The Bureau of the European Parliament decided in May 2016 that the ‘European party’ MELD and the affiliated fund FELD had misused funds for 400.000 Euros, which should be recovered. In Denmark, the Danish MEP involved in the affair, Messerschmidt, subsequently agreed to repay 134.000 Euros of EU funds.
In Poland, three days after our publication, Ziobro held a press conference in which he said: “Me and my deputies, both in the ministry of justice as well as the prosecutor’s office, are guided by the principle: the state has to protect the honest and be ruthless against those who break the law.”
When we asked him about the Meld affair, he declined to answer. He blushed a bit, then smiled for a while, before abruptly leaving the press conference. I had asked him twice: which of the prosecutor’s offices that is subordinate to you will address this issue? In Poland, all prosecutors are subordinate to the justice minister.
How can the same story be a scandal in Denmark and nothing in Poland? How can the minister of justice, who is facing allegations of fraud, just walk away from questions?
I’ve struggled to answer these questions.
Perhaps the European Union for Poles is still a distant thing, something that they and their politicians treat like a piggy bank, a source of easy grants, rather than as a club with rules and values. Poland, since the 2015 elections, has come to resemble the Hungary of prime minister Viktor Orban, where party-loyal media do not ask hard questions and where ministers also feel immune from scrutiny.
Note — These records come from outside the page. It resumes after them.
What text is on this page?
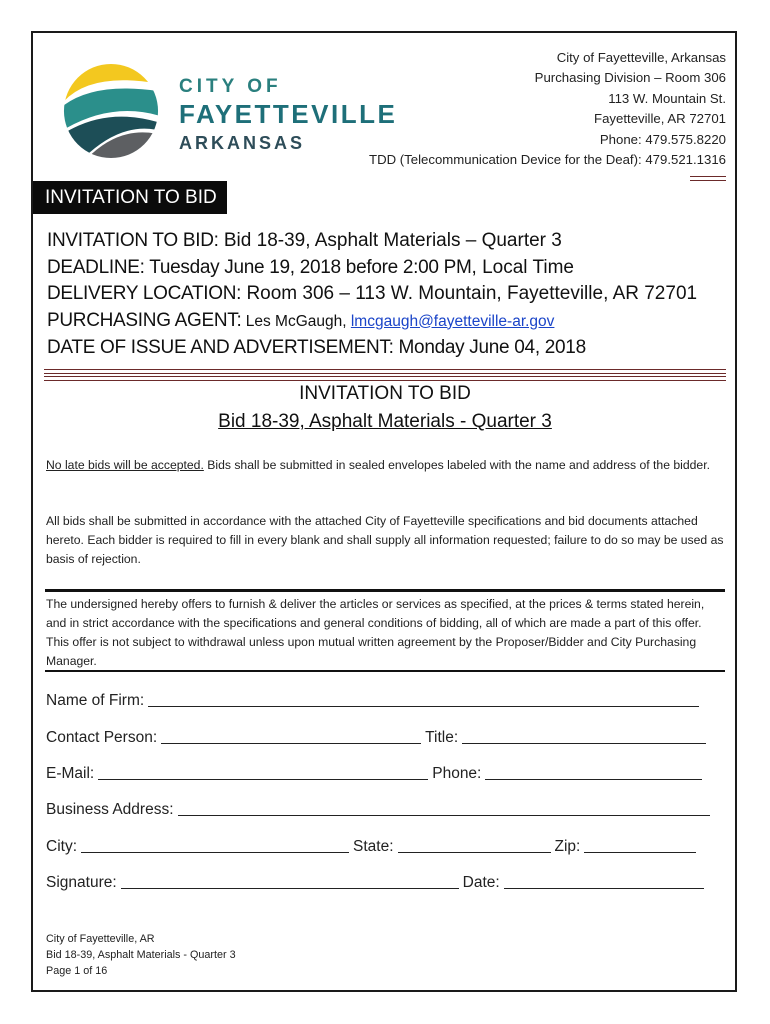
CITY OF
FAYETTEVILLE
ARKANSAS
City of Fayetteville, Arkansas
Purchasing Division – Room 306
113 W. Mountain St.
Fayetteville, AR 72701
Phone: 479.575.8220
TDD (Telecommunication Device for the Deaf): 479.521.1316
INVITATION TO BID
INVITATION TO BID: Bid 18-39, Asphalt Materials – Quarter 3
DEADLINE: Tuesday June 19, 2018 before 2:00 PM, Local Time
DELIVERY LOCATION: Room 306 – 113 W. Mountain, Fayetteville, AR 72701
PURCHASING AGENT: Les McGaugh, lmcgaugh@fayetteville-ar.gov
DATE OF ISSUE AND ADVERTISEMENT: Monday June 04, 2018
INVITATION TO BID
Bid 18-39, Asphalt Materials - Quarter 3
No late bids will be accepted. Bids shall be submitted in sealed envelopes labeled with the name and address of the bidder.
All bids shall be submitted in accordance with the attached City of Fayetteville specifications and bid documents attached hereto. Each bidder is required to fill in every blank and shall supply all information requested; failure to do so may be used as basis of rejection.
The undersigned hereby offers to furnish & deliver the articles or services as specified, at the prices & terms stated herein, and in strict accordance with the specifications and general conditions of bidding, all of which are made a part of this offer. This offer is not subject to withdrawal unless upon mutual written agreement by the Proposer/Bidder and City Purchasing Manager.
Name of Firm:
Contact Person:	Title:
E-Mail:	Phone:
Business Address:
City:	State:	Zip:
Signature:	Date:
City of Fayetteville, AR
Bid 18-39, Asphalt Materials - Quarter 3
Page 1 of 16
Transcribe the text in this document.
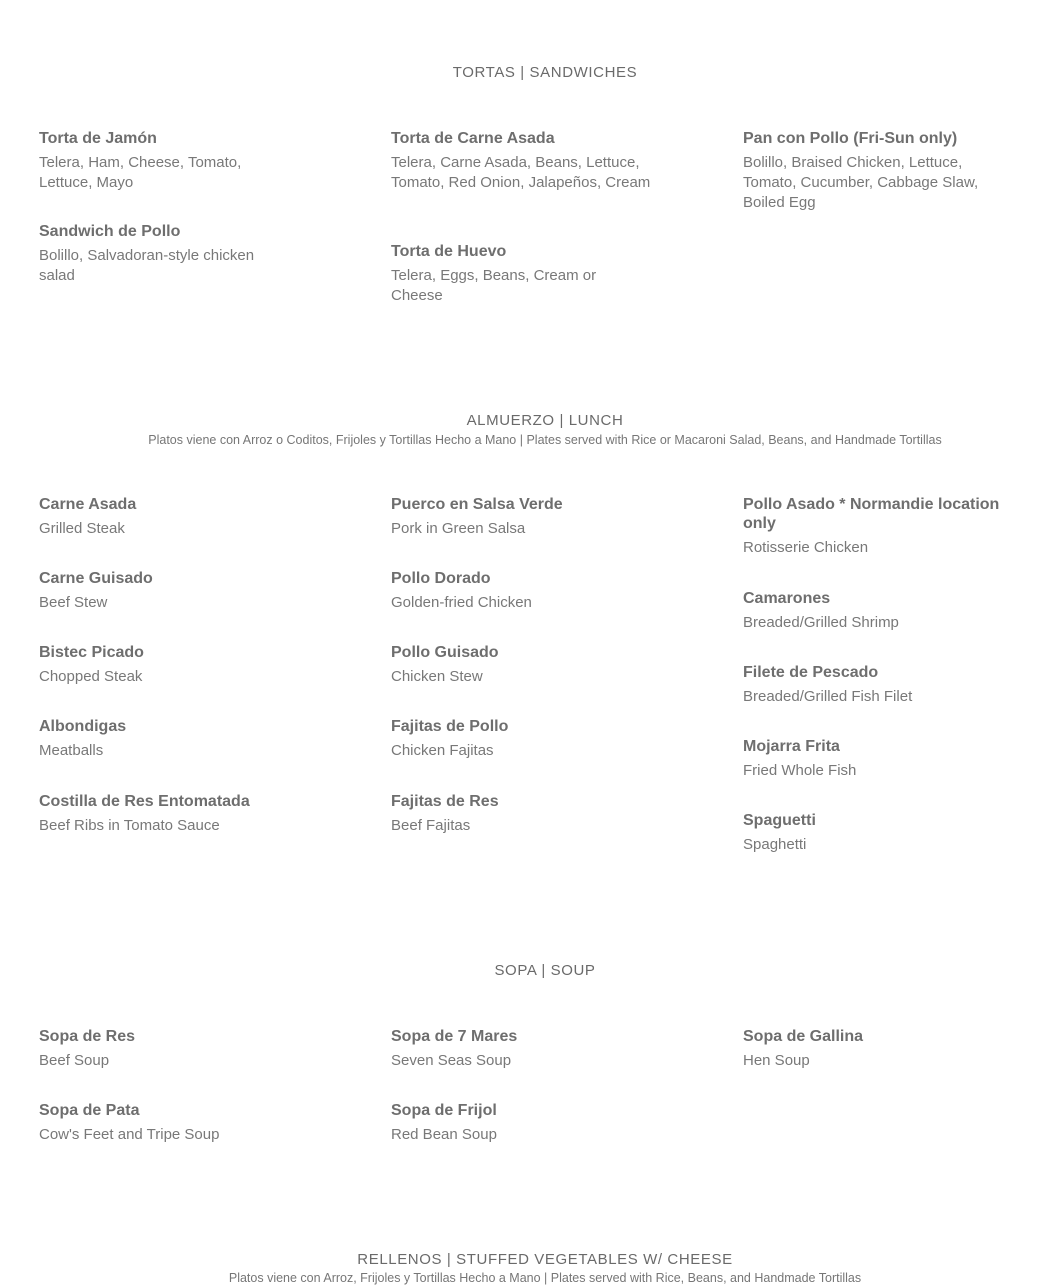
TORTAS | SANDWICHES

Torta de Jamón

Telera, Ham, Cheese, Tomato, Lettuce, Mayo

Sandwich de Pollo

Bolillo, Salvadoran-style chicken salad

Torta de Carne Asada

Telera, Carne Asada, Beans, Lettuce, Tomato, Red Onion, Jalapeños, Cream

Torta de Huevo

Telera, Eggs, Beans, Cream or Cheese

Pan con Pollo (Fri-Sun only)

Bolillo, Braised Chicken, Lettuce, Tomato, Cucumber, Cabbage Slaw, Boiled Egg

ALMUERZO | LUNCH

Platos viene con Arroz o Coditos, Frijoles y Tortillas Hecho a Mano | Plates served with Rice or Macaroni Salad, Beans, and Handmade Tortillas

Carne Asada

Grilled Steak

Carne Guisado

Beef Stew

Bistec Picado

Chopped Steak

Albondigas

Meatballs

Costilla de Res Entomatada

Beef Ribs in Tomato Sauce

Puerco en Salsa Verde

Pork in Green Salsa

Pollo Dorado

Golden-fried Chicken

Pollo Guisado

Chicken Stew

Fajitas de Pollo

Chicken Fajitas

Fajitas de Res

Beef Fajitas

Pollo Asado * Normandie location only

Rotisserie Chicken

Camarones

Breaded/Grilled Shrimp

Filete de Pescado

Breaded/Grilled Fish Filet

Mojarra Frita

Fried Whole Fish

Spaguetti

Spaghetti

SOPA | SOUP

Sopa de Res

Beef Soup

Sopa de Pata

Cow's Feet and Tripe Soup

Sopa de 7 Mares

Seven Seas Soup

Sopa de Frijol

Red Bean Soup

Sopa de Gallina

Hen Soup

RELLENOS | STUFFED VEGETABLES W/ CHEESE

Platos viene con Arroz, Frijoles y Tortillas Hecho a Mano | Plates served with Rice, Beans, and Handmade Tortillas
Maybe what we are living in is a golden age of populism.
Nobody in Poland believes that Olaf will lift the lid on this case, but unless the EU imposes some checks and balances from the outside, politicians like Ziobro will be able to keep on laughing. I believe that Ziobro’s statement – that the state has to protect the honest and be ruthless against those who break the law – will, one day, come to be the case in Poland, despite him.
This is not just about how politicians handle bad PR. It is about living in the liberal, democratic Europe that we all signed up to.